You are so young, so before all beginning, and I want to beg you, as much as I can, dear sir, to be patient toward all that is unsolved in your heart and try to love the questions themselves like locked rooms and like books that are written in a very foreign tongue. Do not now seek the answers which cannot be given you becasue you would not be able to live them. And the point is to live everything. Live the questions now. Perhaps you will then gradually, without noticing it, live along some distant day into the answer. (Italics mine)
In my world of shepherds and knuckleheads, emergents, deconstructers, philosophers, writers, and dreamers, the questioning often becomes the most important thing we can do. “Live in the question,” we say. One of my own central purposes in life is to hold space for people to ask the questions. I am not the one with all the answers. I am not the authority. Let’s discover together.
To live in the question… to live into the answer, seems to me to be the wondrous journey itself. But when do we go too far? Questioning is never wrong… and may we never stop asking questions of the absolutes we are given. To stop, though, with the constant deconstruction and questions… this seems to me to be to be settling at a place of answer. We have decided that the answer is to question… to deconstruct.
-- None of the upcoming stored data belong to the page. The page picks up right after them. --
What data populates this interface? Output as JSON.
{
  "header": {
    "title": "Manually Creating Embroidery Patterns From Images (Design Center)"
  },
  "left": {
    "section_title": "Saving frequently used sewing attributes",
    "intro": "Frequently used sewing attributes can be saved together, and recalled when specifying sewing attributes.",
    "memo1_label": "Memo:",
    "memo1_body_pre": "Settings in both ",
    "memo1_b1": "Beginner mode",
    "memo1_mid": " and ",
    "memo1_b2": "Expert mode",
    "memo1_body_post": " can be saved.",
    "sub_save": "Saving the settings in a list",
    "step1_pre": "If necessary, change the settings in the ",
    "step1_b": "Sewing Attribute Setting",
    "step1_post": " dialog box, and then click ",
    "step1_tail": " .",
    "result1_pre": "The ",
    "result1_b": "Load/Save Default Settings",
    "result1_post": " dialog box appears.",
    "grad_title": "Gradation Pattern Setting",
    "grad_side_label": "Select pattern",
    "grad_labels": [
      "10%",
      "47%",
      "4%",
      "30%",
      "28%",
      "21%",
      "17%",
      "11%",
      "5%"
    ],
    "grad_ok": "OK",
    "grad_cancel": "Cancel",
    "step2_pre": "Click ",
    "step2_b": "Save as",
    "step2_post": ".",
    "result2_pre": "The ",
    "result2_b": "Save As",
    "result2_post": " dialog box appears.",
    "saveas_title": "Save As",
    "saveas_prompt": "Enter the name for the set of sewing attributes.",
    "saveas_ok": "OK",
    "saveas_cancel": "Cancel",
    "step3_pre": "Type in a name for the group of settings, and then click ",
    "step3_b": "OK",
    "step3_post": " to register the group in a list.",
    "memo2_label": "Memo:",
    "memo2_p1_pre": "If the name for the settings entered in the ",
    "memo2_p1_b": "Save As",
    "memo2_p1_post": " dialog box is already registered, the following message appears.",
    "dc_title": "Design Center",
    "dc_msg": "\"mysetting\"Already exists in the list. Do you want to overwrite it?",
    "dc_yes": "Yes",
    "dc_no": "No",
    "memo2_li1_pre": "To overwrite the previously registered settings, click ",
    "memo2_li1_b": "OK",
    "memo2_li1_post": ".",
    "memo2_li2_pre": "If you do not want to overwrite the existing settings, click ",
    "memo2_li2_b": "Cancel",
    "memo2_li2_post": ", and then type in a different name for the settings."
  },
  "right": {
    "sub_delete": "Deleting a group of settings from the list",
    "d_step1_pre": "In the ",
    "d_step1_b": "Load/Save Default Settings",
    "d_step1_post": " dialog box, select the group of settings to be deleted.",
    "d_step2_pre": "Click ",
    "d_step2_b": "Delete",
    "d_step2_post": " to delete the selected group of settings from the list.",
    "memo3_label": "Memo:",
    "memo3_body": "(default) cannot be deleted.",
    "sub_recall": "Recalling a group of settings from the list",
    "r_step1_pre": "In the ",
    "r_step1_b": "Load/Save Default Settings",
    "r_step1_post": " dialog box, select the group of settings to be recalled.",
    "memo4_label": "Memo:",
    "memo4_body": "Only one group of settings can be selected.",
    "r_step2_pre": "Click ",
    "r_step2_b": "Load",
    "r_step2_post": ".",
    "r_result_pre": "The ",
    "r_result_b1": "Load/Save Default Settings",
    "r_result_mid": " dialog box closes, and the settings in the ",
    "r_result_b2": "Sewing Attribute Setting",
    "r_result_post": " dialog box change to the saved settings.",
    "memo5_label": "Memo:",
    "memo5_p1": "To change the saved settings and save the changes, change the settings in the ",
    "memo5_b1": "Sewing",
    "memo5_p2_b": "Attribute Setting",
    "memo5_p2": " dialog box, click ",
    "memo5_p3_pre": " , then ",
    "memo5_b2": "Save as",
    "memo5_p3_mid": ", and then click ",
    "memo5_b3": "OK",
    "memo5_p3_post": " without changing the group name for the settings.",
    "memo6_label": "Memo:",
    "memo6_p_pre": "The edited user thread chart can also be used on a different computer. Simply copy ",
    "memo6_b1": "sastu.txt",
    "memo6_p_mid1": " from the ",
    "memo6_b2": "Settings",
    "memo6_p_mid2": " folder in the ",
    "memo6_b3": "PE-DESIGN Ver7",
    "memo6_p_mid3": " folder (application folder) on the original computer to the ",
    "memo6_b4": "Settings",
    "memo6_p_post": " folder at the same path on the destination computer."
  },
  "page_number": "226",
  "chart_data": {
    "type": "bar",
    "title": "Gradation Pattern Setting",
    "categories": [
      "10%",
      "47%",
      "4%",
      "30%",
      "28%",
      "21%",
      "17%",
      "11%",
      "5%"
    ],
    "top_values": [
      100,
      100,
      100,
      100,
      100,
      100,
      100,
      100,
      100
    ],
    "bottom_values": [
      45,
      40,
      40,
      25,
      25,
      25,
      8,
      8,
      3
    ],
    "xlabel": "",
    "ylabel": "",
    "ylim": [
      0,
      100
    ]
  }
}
These resolutions tire me… and I am feeling increasingly disconnected with a lack of positive resolution.
It seems to me that we must continue to ask ourselves, “What am I going to do about it? How is this going to effect my life NOW?” Now that I have the question, now that I doubt this, or am skeptical of that… what am I going to do? How am I going to live with this? This is how we live the question. This is how we can continue to question without resolving to stay in the same place. To stay in one place is to live a slow death.
Question can easily become trendy… deconstruction a popular fad. To resolve to always question and never do anything about it disconnects us from reality and relationships. I will hold space for you to question. I will welcome the questions, and no, I will not settle on an easy answer. But know that I am also going to be asking a question of my own: “What are you going to do about this?”